4. You are almost definitely going to want to do an actual hand review of a handful of pages.
- Pages from subsections or subfolders or subdomains, if you have them, and say, “Oh, hang on. Does this actually help searchers? Is this content current and up to date? Is it meeting our organization’s standards?”
Make 3 buckets:
Using these combinations of metrics, you can build some buckets. You can do this in a pretty easy way by exporting all your URLs. You could use something like Screaming Frog or Moz’s crawler or DeepCrawl, and you can export all your pages into a spreadsheet with metrics like these, and then you can start to sort and filter. You can create some sort of algorithm, some combination of the metrics that you determine is pretty good at ID’ing things, and you double-check that with your hand review. I’m going to urge you to put them into three kinds of buckets.
I. High importance. So high importance, high-quality content, you’re going to keep that stuff.
II. Needs work. second is actually stuff that needs work but is still good enough to stay in the search engines. It’s not awful. It’s not harming your brand, and it’s certainly not what search engines would call low quality and be penalizing you for. It’s just not living up to your expectations or your hopes. That means you can republish it or work on it and improve it.
III. Low quality.

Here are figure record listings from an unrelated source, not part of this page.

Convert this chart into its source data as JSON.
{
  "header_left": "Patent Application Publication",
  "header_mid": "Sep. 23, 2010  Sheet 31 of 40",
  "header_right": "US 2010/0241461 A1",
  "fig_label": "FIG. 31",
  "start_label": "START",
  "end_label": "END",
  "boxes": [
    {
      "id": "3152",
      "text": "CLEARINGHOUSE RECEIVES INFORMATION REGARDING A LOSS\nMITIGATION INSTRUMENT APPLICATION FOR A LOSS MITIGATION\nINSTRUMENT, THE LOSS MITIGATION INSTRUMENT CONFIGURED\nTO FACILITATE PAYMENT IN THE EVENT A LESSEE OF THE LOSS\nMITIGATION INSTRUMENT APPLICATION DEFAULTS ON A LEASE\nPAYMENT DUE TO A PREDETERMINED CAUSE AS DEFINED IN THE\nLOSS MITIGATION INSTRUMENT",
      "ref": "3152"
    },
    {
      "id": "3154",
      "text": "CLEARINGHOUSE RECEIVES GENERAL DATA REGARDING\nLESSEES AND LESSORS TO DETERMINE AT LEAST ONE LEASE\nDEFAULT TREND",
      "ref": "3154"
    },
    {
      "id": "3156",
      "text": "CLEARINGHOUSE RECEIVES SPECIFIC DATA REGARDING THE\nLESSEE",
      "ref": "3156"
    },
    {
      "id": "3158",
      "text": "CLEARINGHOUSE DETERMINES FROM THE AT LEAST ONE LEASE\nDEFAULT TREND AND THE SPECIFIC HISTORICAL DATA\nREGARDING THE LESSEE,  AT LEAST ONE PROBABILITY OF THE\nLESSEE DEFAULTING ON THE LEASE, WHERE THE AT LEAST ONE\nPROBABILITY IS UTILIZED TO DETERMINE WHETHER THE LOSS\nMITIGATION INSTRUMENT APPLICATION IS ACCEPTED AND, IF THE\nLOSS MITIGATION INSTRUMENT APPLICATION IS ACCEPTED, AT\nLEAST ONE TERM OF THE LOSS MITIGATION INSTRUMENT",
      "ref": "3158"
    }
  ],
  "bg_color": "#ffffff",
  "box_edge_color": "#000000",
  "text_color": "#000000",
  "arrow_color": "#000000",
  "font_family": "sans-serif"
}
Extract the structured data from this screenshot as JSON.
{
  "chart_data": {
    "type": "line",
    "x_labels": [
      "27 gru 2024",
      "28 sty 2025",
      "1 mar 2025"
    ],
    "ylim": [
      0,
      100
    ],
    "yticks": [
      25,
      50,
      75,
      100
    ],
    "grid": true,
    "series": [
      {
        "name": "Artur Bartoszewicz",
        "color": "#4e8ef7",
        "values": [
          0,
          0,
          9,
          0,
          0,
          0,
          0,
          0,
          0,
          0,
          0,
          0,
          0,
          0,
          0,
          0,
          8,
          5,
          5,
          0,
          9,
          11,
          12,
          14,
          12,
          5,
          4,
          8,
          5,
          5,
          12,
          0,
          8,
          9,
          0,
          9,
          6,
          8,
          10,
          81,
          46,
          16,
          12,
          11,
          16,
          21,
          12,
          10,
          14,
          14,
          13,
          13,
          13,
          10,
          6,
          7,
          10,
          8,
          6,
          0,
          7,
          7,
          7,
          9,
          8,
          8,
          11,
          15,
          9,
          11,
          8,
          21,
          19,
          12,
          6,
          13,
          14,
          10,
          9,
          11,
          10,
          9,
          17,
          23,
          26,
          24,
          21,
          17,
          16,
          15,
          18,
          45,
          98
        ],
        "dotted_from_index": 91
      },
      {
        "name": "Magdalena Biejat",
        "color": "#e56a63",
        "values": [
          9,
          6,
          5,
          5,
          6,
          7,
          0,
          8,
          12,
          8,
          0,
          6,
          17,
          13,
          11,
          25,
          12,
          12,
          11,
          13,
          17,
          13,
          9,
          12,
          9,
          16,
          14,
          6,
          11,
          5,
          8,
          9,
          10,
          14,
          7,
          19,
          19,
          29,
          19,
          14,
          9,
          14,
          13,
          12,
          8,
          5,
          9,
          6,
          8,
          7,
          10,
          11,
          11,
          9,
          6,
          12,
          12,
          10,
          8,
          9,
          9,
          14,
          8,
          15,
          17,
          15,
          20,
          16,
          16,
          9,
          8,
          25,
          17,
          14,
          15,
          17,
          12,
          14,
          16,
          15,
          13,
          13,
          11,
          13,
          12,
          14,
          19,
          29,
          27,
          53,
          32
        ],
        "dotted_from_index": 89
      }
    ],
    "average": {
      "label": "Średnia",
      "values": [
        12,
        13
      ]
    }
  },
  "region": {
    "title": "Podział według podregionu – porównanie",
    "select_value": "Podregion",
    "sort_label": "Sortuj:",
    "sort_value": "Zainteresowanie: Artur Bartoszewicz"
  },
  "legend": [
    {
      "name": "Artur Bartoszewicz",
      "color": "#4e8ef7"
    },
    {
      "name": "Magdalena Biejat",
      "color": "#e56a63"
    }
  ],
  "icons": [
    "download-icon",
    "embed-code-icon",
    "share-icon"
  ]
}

It really doesn’t meet the standards that you’ve got here, but don’t just delete them outright. Do some testing. Take a sample set of the worst junk that you put in the low bucket, remove it from your site, make sure you keep a copy, and see if by removing a few hundred or a few thousand of those pages, you see an increase in crawl budget and indexation and rankings and search traffic. If so, you can start to be more or less judicious and more liberal with what you’re cutting out of that low-quality bucket and a lot of times see some great results from Google.
All right, everyone. Hope you’ve enjoyed this edition of Whiteboard Friday, and we’ll see you again next week. Take care.